During his presidency, Trump took a hard-line stance against major oil producers Iran and Venezuela by means of crippling sanctions, tightening global oil supplies. He also drove an escalation of trade tensions with China that prompted a rerouting of global commodity trade flows. And his support for American shale producers helped the nation’s output rise to a record, adding more supplies to the global pool.
A victory by Biden could pave the way for the roll-out of more fiscal stimulus that could lift equity and commodity markets –- particularly gold, which benefits from a weaker dollar due to money printing — in the near term. It could also lead to stricter regulation of shale drillers and also signal a detente with Iran, which would unleash millions of barrels a day in fresh crude exports.

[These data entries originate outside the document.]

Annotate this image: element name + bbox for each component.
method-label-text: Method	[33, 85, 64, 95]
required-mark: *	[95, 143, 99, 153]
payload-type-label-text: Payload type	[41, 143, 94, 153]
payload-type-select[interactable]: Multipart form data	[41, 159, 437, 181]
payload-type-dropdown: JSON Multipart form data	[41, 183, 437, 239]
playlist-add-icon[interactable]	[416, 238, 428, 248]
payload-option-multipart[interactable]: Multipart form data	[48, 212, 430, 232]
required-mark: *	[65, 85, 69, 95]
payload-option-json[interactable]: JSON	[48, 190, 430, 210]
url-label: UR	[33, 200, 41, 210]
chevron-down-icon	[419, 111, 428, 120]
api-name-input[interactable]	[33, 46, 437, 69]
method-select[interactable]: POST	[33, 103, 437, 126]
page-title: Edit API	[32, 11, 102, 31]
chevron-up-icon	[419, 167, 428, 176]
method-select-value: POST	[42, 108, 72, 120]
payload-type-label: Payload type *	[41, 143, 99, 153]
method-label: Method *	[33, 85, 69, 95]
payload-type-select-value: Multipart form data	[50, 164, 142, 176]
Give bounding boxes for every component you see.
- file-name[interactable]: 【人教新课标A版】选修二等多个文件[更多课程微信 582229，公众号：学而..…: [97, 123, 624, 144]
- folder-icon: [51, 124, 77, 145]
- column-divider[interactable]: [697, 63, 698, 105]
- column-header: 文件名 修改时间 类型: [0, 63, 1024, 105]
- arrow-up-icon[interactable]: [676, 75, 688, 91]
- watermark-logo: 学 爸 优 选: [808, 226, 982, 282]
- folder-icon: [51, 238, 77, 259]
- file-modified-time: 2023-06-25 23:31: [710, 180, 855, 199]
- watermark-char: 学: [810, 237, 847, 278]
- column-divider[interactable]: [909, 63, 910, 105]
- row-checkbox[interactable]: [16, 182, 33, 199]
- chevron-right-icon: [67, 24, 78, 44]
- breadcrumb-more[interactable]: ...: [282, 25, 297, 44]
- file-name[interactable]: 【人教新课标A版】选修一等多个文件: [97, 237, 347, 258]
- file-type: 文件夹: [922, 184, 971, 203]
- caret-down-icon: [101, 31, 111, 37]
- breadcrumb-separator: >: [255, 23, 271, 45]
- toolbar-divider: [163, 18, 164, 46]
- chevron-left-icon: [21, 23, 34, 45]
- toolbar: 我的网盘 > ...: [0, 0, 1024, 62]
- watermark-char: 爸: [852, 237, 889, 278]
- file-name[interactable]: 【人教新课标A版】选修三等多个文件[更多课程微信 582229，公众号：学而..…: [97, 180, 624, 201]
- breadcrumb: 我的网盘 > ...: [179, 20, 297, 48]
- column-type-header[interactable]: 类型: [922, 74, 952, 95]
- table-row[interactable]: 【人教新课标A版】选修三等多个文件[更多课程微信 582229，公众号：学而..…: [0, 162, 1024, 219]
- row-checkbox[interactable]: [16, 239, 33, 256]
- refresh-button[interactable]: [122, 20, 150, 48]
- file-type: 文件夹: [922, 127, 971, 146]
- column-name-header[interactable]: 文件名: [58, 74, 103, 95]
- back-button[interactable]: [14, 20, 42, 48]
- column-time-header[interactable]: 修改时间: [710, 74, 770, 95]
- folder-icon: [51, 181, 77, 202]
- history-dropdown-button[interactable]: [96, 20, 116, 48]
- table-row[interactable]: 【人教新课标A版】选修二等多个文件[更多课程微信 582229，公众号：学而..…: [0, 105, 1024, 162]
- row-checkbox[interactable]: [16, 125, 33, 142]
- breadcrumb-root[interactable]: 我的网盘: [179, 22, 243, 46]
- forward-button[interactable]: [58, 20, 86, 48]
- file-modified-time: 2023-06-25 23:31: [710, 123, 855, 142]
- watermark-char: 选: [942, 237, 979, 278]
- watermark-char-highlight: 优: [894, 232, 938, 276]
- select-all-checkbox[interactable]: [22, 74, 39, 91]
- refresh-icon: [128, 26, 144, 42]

A Biden win would likely accelerate the transition away from fossil fuels in the U.S., which could boost long-term demand for metals like nickel and copper.
A scenario in which neither candidate has a clear path to victory would be murkier for oil and other commodities, as investors would likely seek safe havens like gold while they waited for what could be a long battle over ballots. A marginal win by Biden in which Republicans retain control of the Senate may also unsettle investors, as they would be reminded of the divisions that have stalled promised fiscal stimulus in recent weeks.
“No matter who wins, we’re not going to see an overnight change in policy,” said Andy Lipow, president of Lipow Oil Associates LLC in Houston. “From that standpoint, it would take some time for the oil market to reflect on what those new policies would be and their impact.”
Oil’s futures curve shows there’s still some concern about a potential glut even after signs the OPEC+ alliance will delay easing production cuts. Brent’s three-month timespread was $1.25 a barrel in contango, where prompt prices are cheaper than later-dated ones, compared with around $1 in mid-October.